I have been asked to write a report about an accident which happened to me last Saturday. (Certificate in ESOL Skills for life Level 1; Polish)
I am writing to you to give you further information about the conference organization and about the arrangements which have been made for your group of students. (Cambridge English: First; Italian)
This happened two years ago, and the necklace hasn’t been found yet. (Cambridge English: First; Spanish - European)
At B2, learners can also use the past perfect passive affirmative and negative forms.
The car had been serviced and everything seemed to be all right. (Cambridge English: First; Portuguese)
At this moment, Lime walked in and realised he had been set up. (Cambridge English: First; Dutch)
B2 level learners can competently use the passive with modal verbs in a range of contexts and with a variety of subjects.
Architects should be hired to design parks, where people could go for a walk or have a picnic. (Cambridge English: First; Polish)
As a result, today, it could be said that nearly everyone is living in a digital world which means computers are necessary and very important. (Cambridge English: First; Chinese)
This includes the use of the present perfect simple affirmative and negative forms with modal verbs to refer to the past.
I think that all these problems could have been avoided. (Cambridge English: First; Catalan)
I don’t remember how I lost it, it might have been stolen. (Cambridge English: First; Japanese)
Of course, some groups were better than others but I think they all played well and have talent: they should have been given a chance! (Cambridge English: First; Italian)

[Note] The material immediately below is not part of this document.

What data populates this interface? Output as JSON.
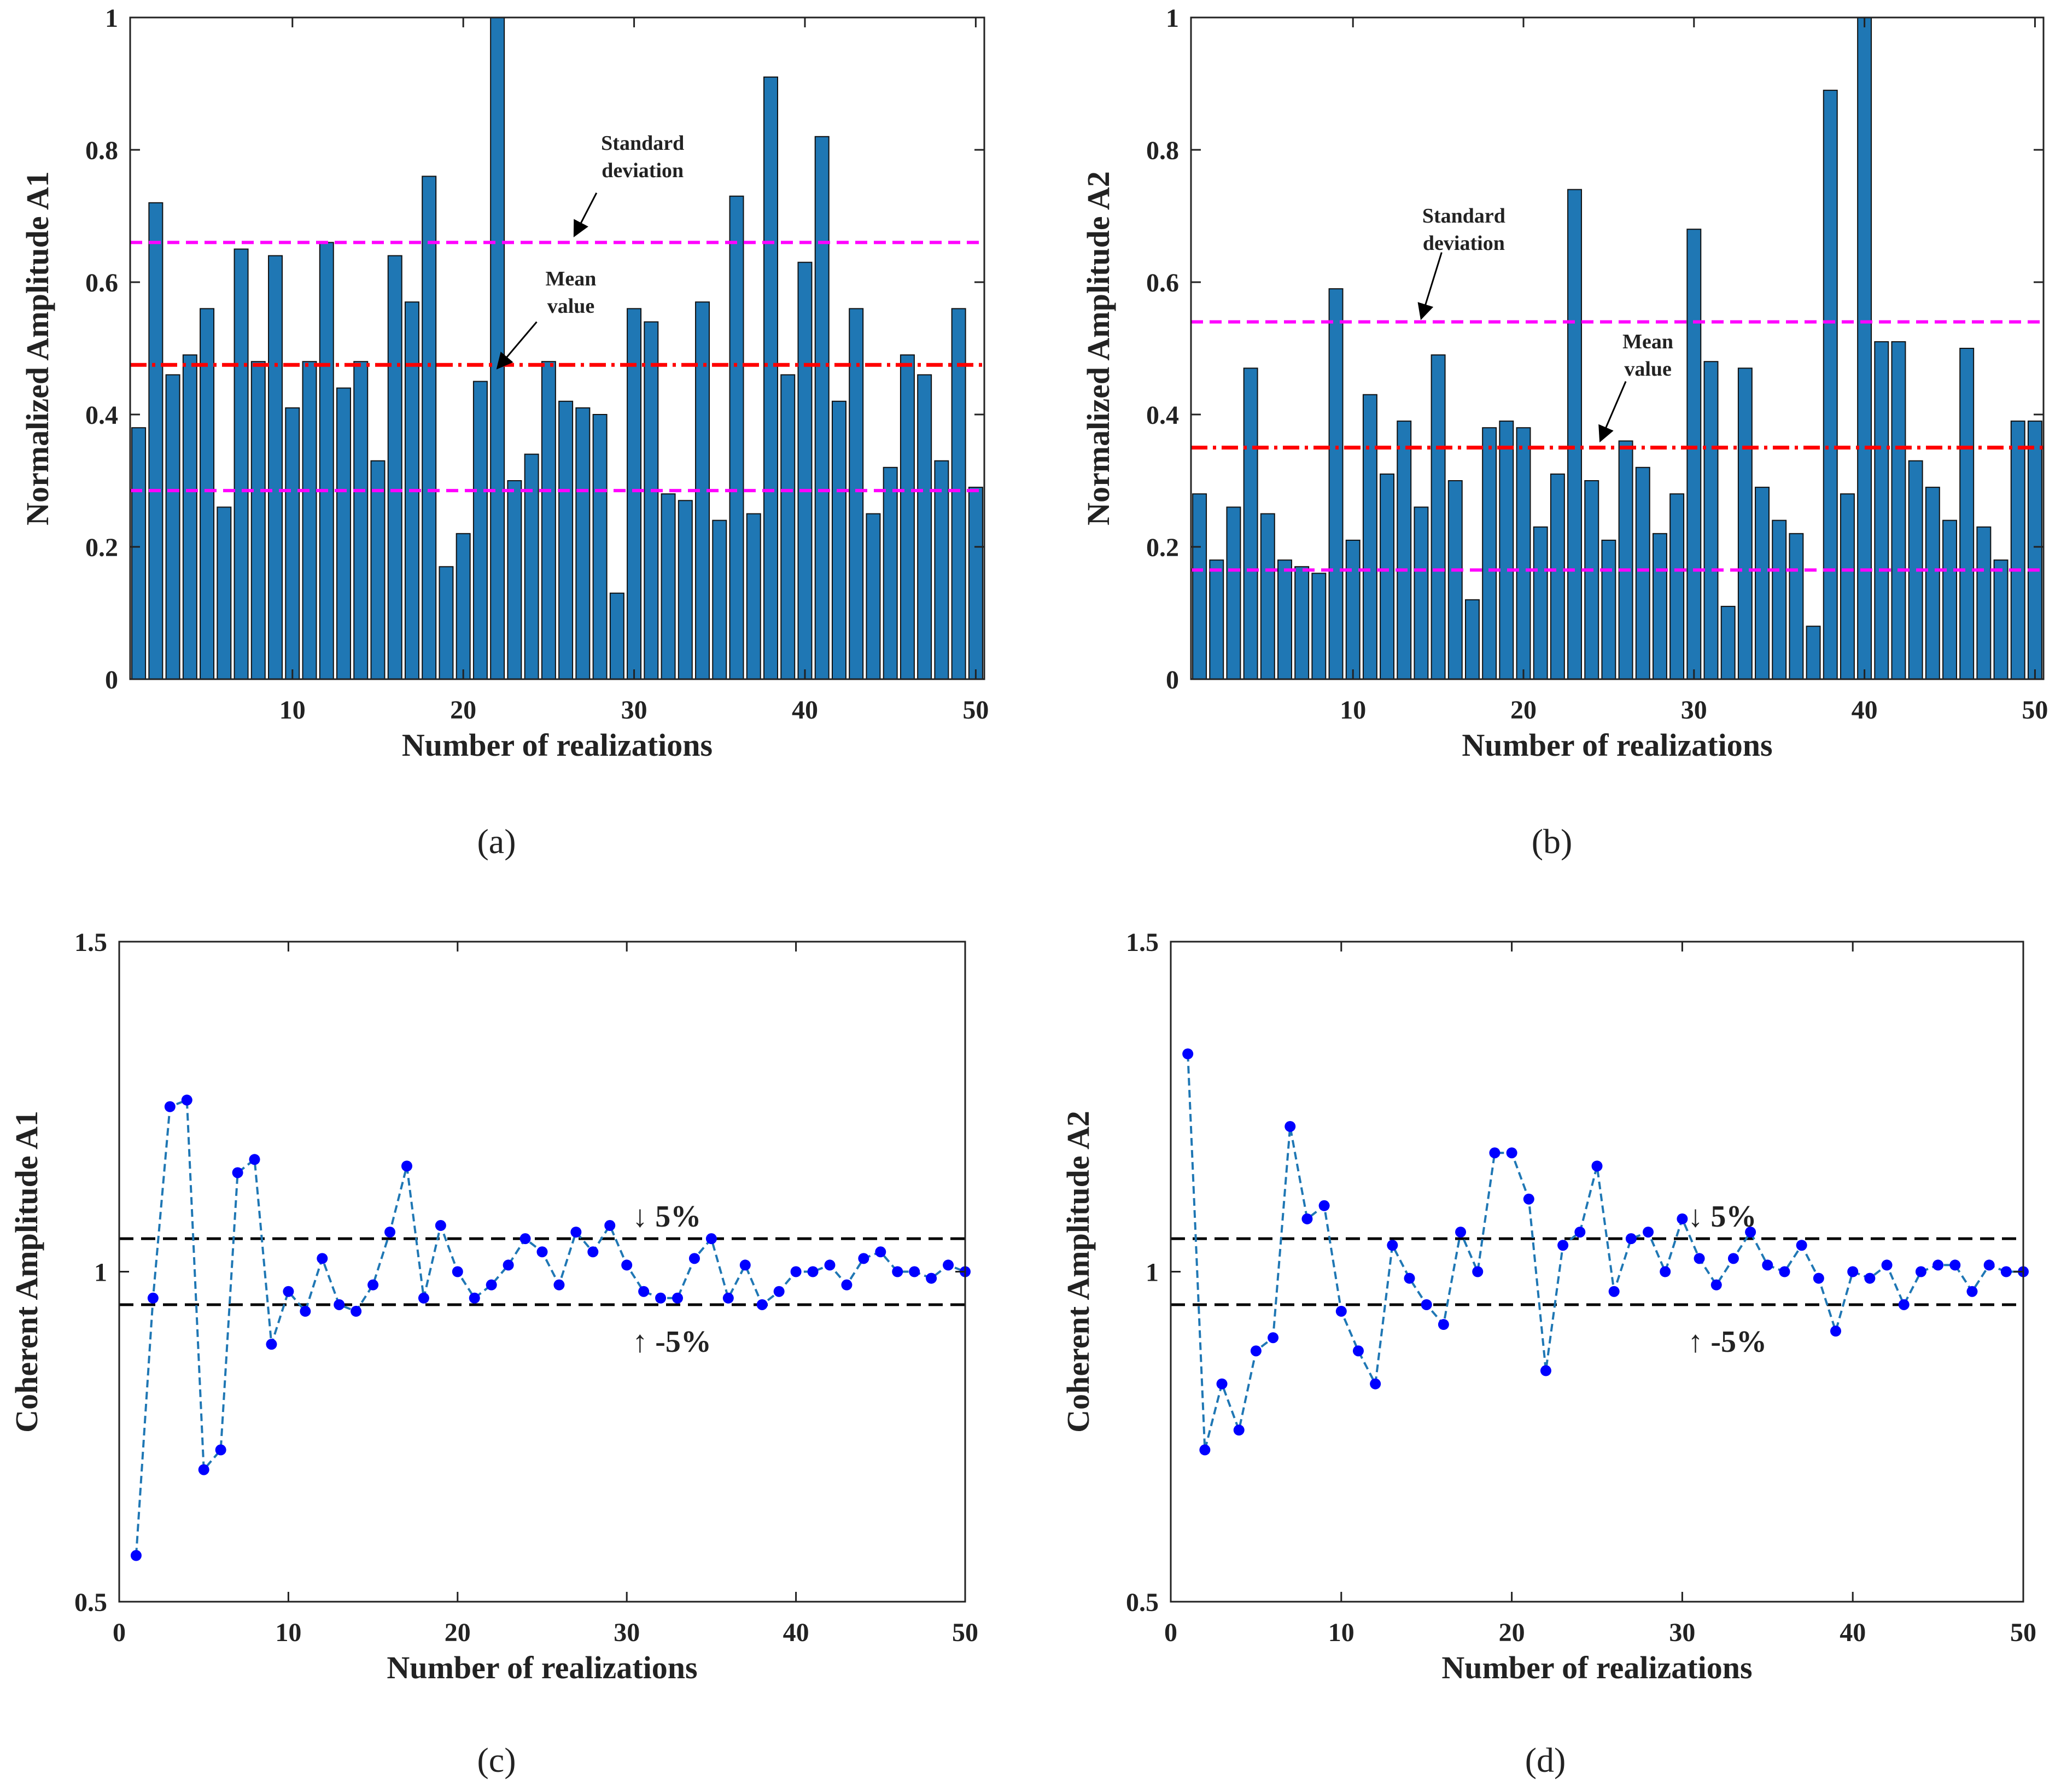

It should not have been used in this kind of article. (Cambridge English: First; Korean)
In addition, B2 level learners can use the passive with modal verbs to evaluate or summarise.
In conclusion, it can be seen that the bicycle is more suitable for those who are living in a little town or in the country. (Cambridge English: First; Italian)
Next, I find that our streets are not very clean, another major problem, and I think something must be done about it. (Cambridge English: First; Spanish - European)
Learners at the B2 level can use a wide range of passive forms confidently and appropriately. They can correctly employ the passive in higher level functions, such as making predictions and suppositions, reflecting on the past, evaluating, and summarising. High-frequency expressions in the passive are evident in both formal and informal utterances, e.g. it can be seen, it could be said that, I have been asked, an experience not to be missed, it could have been avoided, etc.